Piątkowe spotkanie Donalda Trumpa z Władimirem Putinem nie przyniosło żadnych deklaracji ani zobowiązań w sprawie zakończenia wojny w Ukrainie, czy nawet zawieszenia broni. W spotkaniu nie brał udziału Wołodymyr Zełenski. Prezydent Ukrainy odbył w sobotę rozmowę telefoniczną z Donaldem Trumpem. Połączenie trwało półtorej godziny, po godzinie dołączyli do niego liderzy państw europejskich oraz NATO.
Według źródła portalu Axios Trump przekazał podczas rozmowy, że Putin nie chce zawieszenia broni i woli „szybkie porozumienie pokojowe”. Do tej pory zarówno strona ukraińska, jak i partnerzy europejscy uznawali zawieszenie broni za warunek przystąpienia do rozmów pokojowych. Donald Trump również popierał to stanowisko. W sobotę we wpisie na Truth Social prezydent USA stwierdził jednak, że podczas sobotniej rozmowy „wszyscy uznali, że najlepszym sposobem na zakończenie tej straszliwej wojny między Rosją a Ukrainą jest przejście bezpośrednio do Porozumienia Pokojowego, które zakończy wojnę, a nie jedynie do Umowy o Zawieszeniu Broni, które często nie są respektowane”.

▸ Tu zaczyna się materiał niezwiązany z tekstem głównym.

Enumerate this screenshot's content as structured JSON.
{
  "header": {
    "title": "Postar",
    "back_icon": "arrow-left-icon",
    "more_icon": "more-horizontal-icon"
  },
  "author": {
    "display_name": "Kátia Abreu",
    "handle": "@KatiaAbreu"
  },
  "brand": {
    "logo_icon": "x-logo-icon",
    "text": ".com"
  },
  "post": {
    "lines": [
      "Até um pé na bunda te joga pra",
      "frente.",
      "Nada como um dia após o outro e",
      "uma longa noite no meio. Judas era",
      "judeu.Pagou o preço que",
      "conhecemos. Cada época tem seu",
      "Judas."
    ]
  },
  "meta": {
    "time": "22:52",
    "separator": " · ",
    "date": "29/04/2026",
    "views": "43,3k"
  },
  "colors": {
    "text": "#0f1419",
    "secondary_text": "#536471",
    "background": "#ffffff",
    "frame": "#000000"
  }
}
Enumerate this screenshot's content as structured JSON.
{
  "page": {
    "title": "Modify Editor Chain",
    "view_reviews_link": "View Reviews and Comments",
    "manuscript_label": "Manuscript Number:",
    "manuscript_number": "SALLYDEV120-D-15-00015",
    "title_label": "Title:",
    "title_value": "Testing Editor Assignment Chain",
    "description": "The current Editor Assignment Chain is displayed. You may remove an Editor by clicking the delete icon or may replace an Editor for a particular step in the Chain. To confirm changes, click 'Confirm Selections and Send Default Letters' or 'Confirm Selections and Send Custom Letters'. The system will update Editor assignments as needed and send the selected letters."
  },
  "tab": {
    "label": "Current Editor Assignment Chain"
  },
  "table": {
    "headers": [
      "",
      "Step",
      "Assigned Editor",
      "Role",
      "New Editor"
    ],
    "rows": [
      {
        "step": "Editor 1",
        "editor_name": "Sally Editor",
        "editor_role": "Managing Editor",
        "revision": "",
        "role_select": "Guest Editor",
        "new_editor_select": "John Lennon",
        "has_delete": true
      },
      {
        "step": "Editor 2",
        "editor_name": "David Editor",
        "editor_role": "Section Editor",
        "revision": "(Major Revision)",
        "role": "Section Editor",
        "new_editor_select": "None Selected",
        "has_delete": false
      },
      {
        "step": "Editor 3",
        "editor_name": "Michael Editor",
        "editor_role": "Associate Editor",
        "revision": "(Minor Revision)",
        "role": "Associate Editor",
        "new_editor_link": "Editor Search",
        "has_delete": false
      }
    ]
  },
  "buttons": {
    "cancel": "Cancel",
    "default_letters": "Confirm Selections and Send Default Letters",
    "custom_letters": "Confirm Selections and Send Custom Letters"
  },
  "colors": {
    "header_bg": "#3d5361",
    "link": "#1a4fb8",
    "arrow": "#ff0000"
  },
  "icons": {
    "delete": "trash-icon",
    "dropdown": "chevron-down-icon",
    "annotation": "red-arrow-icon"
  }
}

We wpisie na Twitterze Zełenski przekazał, że Ukraina potwierdza gotowość do pracy nad osiągnięciem pokoju oraz popiera propozycję prezydenta Trumpa organizacji trójstronnego spotkania Ukraina-Rosja-USA. Prezydent Ukrainy w poniedziałek uda się do Waszyngtonu na spotkanie z prezydentem USA.
W kolejnej wiadomości Zełenski podziękował europejskim partnerom za potwierdzenie wspólnego stanowiska.
„Stanowiska są jasne. Pokój musi być prawdziwy, taki, który będzie trwały, a nie tylko kolejną pauzą między rosyjskimi inwazjami.
Zabijanie musi się jak najszybciej skończyć, ogień musi ustać zarówno na polu bitwy, jak i w powietrzu, a także wobec naszej infrastruktury portowej. Wszyscy ukraińscy jeńcy wojenni i cywile muszą zostać uwolnieni, a dzieci uprowadzone przez Rosję – zwrócone. Tysiące naszych ludzi wciąż pozostaje w niewoli – wszyscy muszą wrócić do domu.
Nacisk na Rosję musi być utrzymany tak długo, jak trwa agresja i okupacja.
W rozmowie z prezydentem Trumpem powiedziałem, że sankcje powinny być wzmocnione, jeśli nie dojdzie do spotkania trójstronnego, albo jeśli Rosja spróbuje obejść uczciwe zakończenie wojny. Sankcje są skutecznym narzędziem. Bezpieczeństwo musi być zagwarantowane w sposób wiarygodny i długoterminowy, z udziałem zarówno Europy, jak i USA. Wszystkie sprawy istotne dla Ukrainy muszą być omawiane z udziałem Ukrainy i żadna kwestia – szczególnie terytorialna – nie może być rozstrzygana bez Ukrainy".